O filme que escolhemos, segundo este breve ciclo, passa-se no Japão do século XIX, quando este se abre ao mundo moderno e ocidental, produzindo-se o inevitável choque entre o que este traz e as suas tradições milenares. No meio deste processo aparece o protagonista, inicialmente como assessor militar do governo Meiji modernizador.
O Último Samurai
É um filme de 2003, de época, drama e ação dirigido por Edward Zwick que coescreveu o guião com John Logan e Marshall Herskovitz. É protagonizado por Tom Cruise, que também o coproduziu, e conta com um elenco muito bom de atores japoneses e de Hollywood. Podemos destacar Ken Watanabe, Timothy Spall, Hiroyuki Sanada, Tony Goldwyn, Billy Connolly e Koyuki Kato. Com música de Hans Zimmer e um cenário muito cuidado.
Argumento
Em 1876, um capitão aposentado do Exército dos Estados Unidos e veterano das guerras contra as tribos indígenas vive traumatizado pelos massacres que observou e dos quais teve que participar. Arruinado e alcoólico, ganha a vida em dificuldades, com demonstrações em feiras do Oeste, mostrando a sua habilidade para disparar e apresentado como um herói das guerras contra os índios, algo que ele odeia profundamente, mas que leva a cabo no meio do seu permanente estado de embriaguez.

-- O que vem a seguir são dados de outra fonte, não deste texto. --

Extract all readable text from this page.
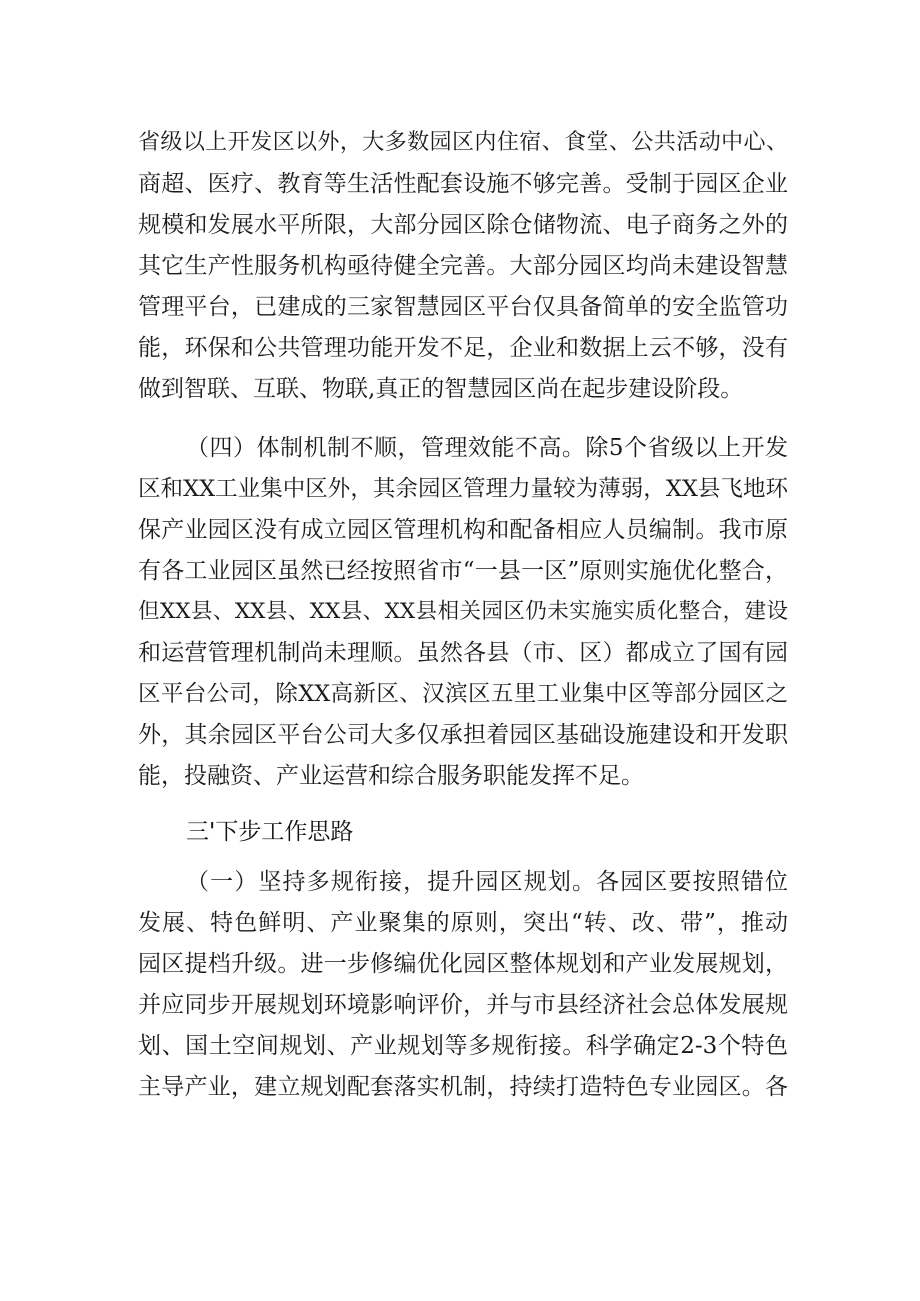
省级以上开发区以外，大多数园区内住宿、食堂、公共活动中心、
商超、医疗、教育等生活性配套设施不够完善。受制于园区企业
规模和发展水平所限，大部分园区除仓储物流、电子商务之外的
其它生产性服务机构亟待健全完善。大部分园区均尚未建设智慧
管理平台，已建成的三家智慧园区平台仅具备简单的安全监管功
能，环保和公共管理功能开发不足，企业和数据上云不够，没有
做到智联、互联、物联,真正的智慧园区尚在起步建设阶段。
（四）体制机制不顺，管理效能不高。除5个省级以上开发
区和XX工业集中区外，其余园区管理力量较为薄弱，XX县飞地环
保产业园区没有成立园区管理机构和配备相应人员编制。我市原
有各工业园区虽然已经按照省市“一县一区”原则实施优化整合，
但XX县、XX县、XX县、XX县相关园区仍未实施实质化整合，建设
和运营管理机制尚未理顺。虽然各县（市、区）都成立了国有园
区平台公司，除XX高新区、汉滨区五里工业集中区等部分园区之
外，其余园区平台公司大多仅承担着园区基础设施建设和开发职
能，投融资、产业运营和综合服务职能发挥不足。
三'下步工作思路
（一）坚持多规衔接，提升园区规划。各园区要按照错位
发展、特色鲜明、产业聚集的原则，突出“转、改、带”，推动
园区提档升级。进一步修编优化园区整体规划和产业发展规划，
并应同步开展规划环境影响评价，并与市县经济社会总体发展规
划、国土空间规划、产业规划等多规衔接。科学确定2-3个特色
主导产业，建立规划配套落实机制，持续打造特色专业园区。各
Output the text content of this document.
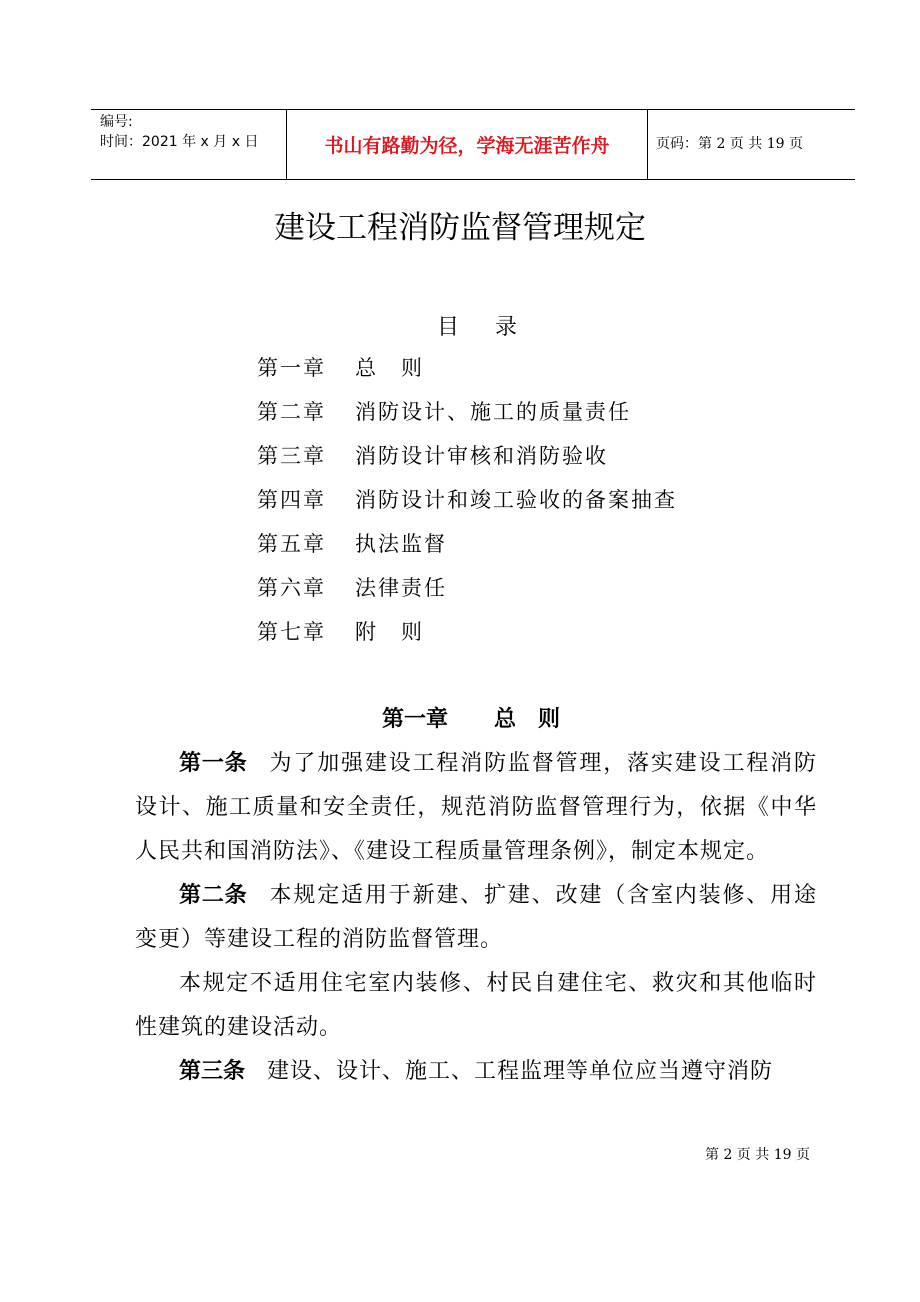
编号:
时间：2021 年 x 月 x 日	书山有路勤为径，学海无涯苦作舟	页码：第 2 页 共 19 页
建设工程消防监督管理规定
目 录
第一章 总　则
第二章 消防设计、施工的质量责任
第三章 消防设计审核和消防验收
第四章 消防设计和竣工验收的备案抽查
第五章 执法监督
第六章 法律责任
第七章 附　则
第一章 总　则

第一条 为了加强建设工程消防监督管理，落实建设工程消防设计、施工质量和安全责任，规范消防监督管理行为，依据《中华人民共和国消防法》、《建设工程质量管理条例》，制定本规定。

第二条 本规定适用于新建、扩建、改建（含室内装修、用途变更）等建设工程的消防监督管理。

本规定不适用住宅室内装修、村民自建住宅、救灾和其他临时性建筑的建设活动。

第三条 建设、设计、施工、工程监理等单位应当遵守消防

第 2 页 共 19 页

É então que recebe uma oferta que vem de um poderoso ministro e empresário japonês comprometido com a modernização do país para treinar o recentemente criado exército imperial, que pensa usar para reprimir uma rebelião samurai contra o jovem imperador. O capitão, farto da sua vida – tinha escapado da morte várias vezes – aceita e marcha para o Japão com um sargento, velho amigo e companheiro, para fazer o que lhe é pedido. Ali conheceu um fotógrafo e tradutor britânico, conhecedor da mentalidade samurai.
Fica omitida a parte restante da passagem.